F. Michael Wuthrich, Assistant Director of the Center for Global and International Studies at the University of Kansas, said he believes political fragility is going to lead to a low-profile foreign policy - even as U.S.-led coalition warplanes continue to hit Islamic State targets in Syria, kilometers away from the Turkish border.

According to Wuthrich, a researcher on Turkish politics, "Whatever coalition government comes out of this, they're likely to institute a foreign policy approach that's fairly conservative. Even if it's the opposition party coalition, I think that there's going to be red lines draw in terms of their foreign policy. If they're going to have to work together with various parties, they're not going to do things that take a big risk and that would be seen as a negative choice or policy by the average Turkish citizen."
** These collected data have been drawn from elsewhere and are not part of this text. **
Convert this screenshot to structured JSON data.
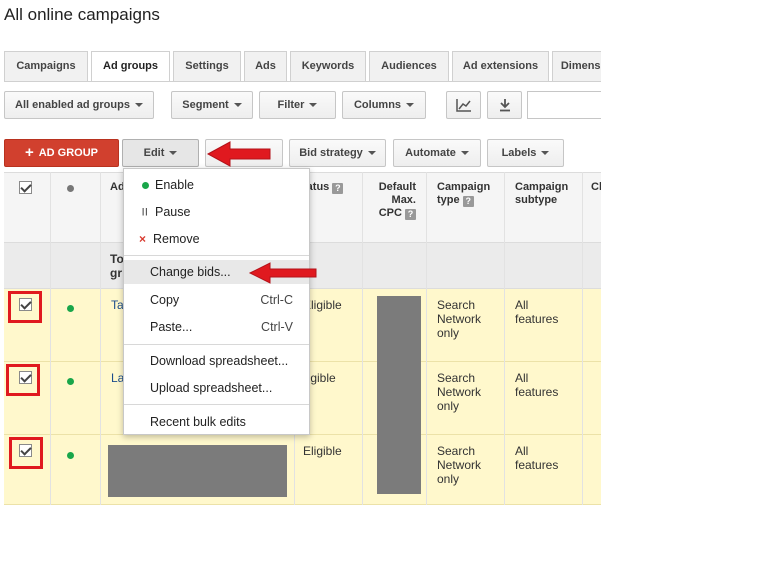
{
  "page": {
    "title": "All online campaigns"
  },
  "tabs": [
    {
      "label": "Campaigns",
      "active": false
    },
    {
      "label": "Ad groups",
      "active": true
    },
    {
      "label": "Settings",
      "active": false
    },
    {
      "label": "Ads",
      "active": false
    },
    {
      "label": "Keywords",
      "active": false
    },
    {
      "label": "Audiences",
      "active": false
    },
    {
      "label": "Ad extensions",
      "active": false
    },
    {
      "label": "Dimensions",
      "active": false
    }
  ],
  "toolbar1": {
    "filter_view": "All enabled ad groups",
    "segment": "Segment",
    "filter": "Filter",
    "columns": "Columns",
    "chart_icon": "line-chart-icon",
    "download_icon": "download-icon"
  },
  "toolbar2": {
    "add_label": "AD GROUP",
    "edit": "Edit",
    "bid_strategy": "Bid strategy",
    "automate": "Automate",
    "labels": "Labels"
  },
  "edit_menu": {
    "enable": "Enable",
    "pause": "Pause",
    "remove": "Remove",
    "change_bids": "Change bids...",
    "copy": "Copy",
    "copy_shortcut": "Ctrl-C",
    "paste": "Paste...",
    "paste_shortcut": "Ctrl-V",
    "download_spreadsheet": "Download spreadsheet...",
    "upload_spreadsheet": "Upload spreadsheet...",
    "recent_bulk_edits": "Recent bulk edits"
  },
  "table": {
    "headers": {
      "ad_group_partial": "Ad",
      "status_partial": "tatus",
      "default_max_cpc_1": "Default",
      "default_max_cpc_2": "Max.",
      "default_max_cpc_3": "CPC",
      "campaign_type_1": "Campaign",
      "campaign_type_2": "type",
      "campaign_subtype_1": "Campaign",
      "campaign_subtype_2": "subtype",
      "clicks_partial": "Cl"
    },
    "total_row": {
      "label_1": "To",
      "label_2": "gr"
    },
    "rows": [
      {
        "name_partial": "Ta",
        "status": "Eligible",
        "type_1": "Search",
        "type_2": "Network",
        "type_3": "only",
        "subtype_1": "All",
        "subtype_2": "features",
        "checked": true
      },
      {
        "name_partial": "La",
        "status": "ligible",
        "type_1": "Search",
        "type_2": "Network",
        "type_3": "only",
        "subtype_1": "All",
        "subtype_2": "features",
        "checked": true
      },
      {
        "name_partial": "",
        "status": "Eligible",
        "type_1": "Search",
        "type_2": "Network",
        "type_3": "only",
        "subtype_1": "All",
        "subtype_2": "features",
        "checked": true
      }
    ]
  },
  "annotation_color": "#e0191f",
  "enabled_color": "#19a64a"
}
'World will not give them another choice'

But Fysal Dagli, a journalist based in the majority-Kurdish area of Diyarbakir, told VOA’s Kurdish service Turkey will have to change its stance on Islamic State.

“One of the reasons that caused criticism for AKP is their work with ISIS and their wrongful politics with Syria and other issues in the Middle East. This is what we think caused the White House and Turkey to grow apart. AKP knows that they now have to change or renew their position because the world will not give them another choice,” said Dagli.

Following elections results, Washington was largely tight-lipped. State Department spokesman Jeff Rathke lauded the elections, and told reporters earlier this week that the United States "has a strong relationship with Turkey, and we are going to continue working with – closely with Turkey and with the next government that’s formed."

That’s the right move, according to Aliriza.

"I think there might be quiet satisfaction within the U.S. government that not only does Turkish democracy work, but it worked in a way that has effectively put a block on degeneration into authoritarianism as many in the U.S., including Washington, had charged," said Aliriza. "So, I think it's best for Washington to stay out of the current debate and wait until the dust settles."

Behind the scenes, Washington is likely looking for political stability in whatever coalition is formed, according to Georgetown's Ciddi. By the numbers, that means an alliance between AKP and the Republican People's Party.

Yet President Barack Obama and Erdogan traded a few jabs during separate speeches this week. In Germany for the G-7 summit, the U.S. leader accused Ankara of allowing foreign fighters cross its border into Syria.

"This is an area where we’ve been seeking deeper cooperation with Turkish authorities who recognize it’s a problem but haven’t fully ramped up the capacity they need. And this is something that I think we got to spend a lot of time on," Obama said.

Despite attempts by Washington to rally Turkish support for the anti-IS coalition, Ankara remains firm.

In a televised interview Thursday, Erdogan said Western countries are helping what he called "terrorist" Kurdish groups in Syria where Kurdish militias have joined Syrian rebels to battle IS fighters.

"How can we see this as a positive step? How can we believe that the West is sincere?" he said.

Escalating tensions

Turkey's fraught political relationship with its own Kurdish minority is a longstanding source of tension, making the pro-Kurdish HDP first-time win all the more significant. But Wuthrich, who spent years researching in Ankara, said the party probably will keep a low profile during its first time in parliament.

"I think they're going to be very careful in what they demand outside of the country," he said. "Supporting Syrian Kurds would be extremely unpopular to the average citizen in Turkey."

Unless Washington or another Western nation gave the new government a major role, like helping to negotiate a regional peace deal, there is little chance the HDP will want to make waves outside the country.

"There's also still a lot of societal suspicion about like what Turkish Kurd interests actually are, what their agenda is. So if the first thing that they did, their first priority on the agenda was 'hey, let's do something to help Syrian Kurds,' that would not go very well for them," said Wuthrich. "That probably wouldn't be a foreign policy grenade that they'd want to fall on."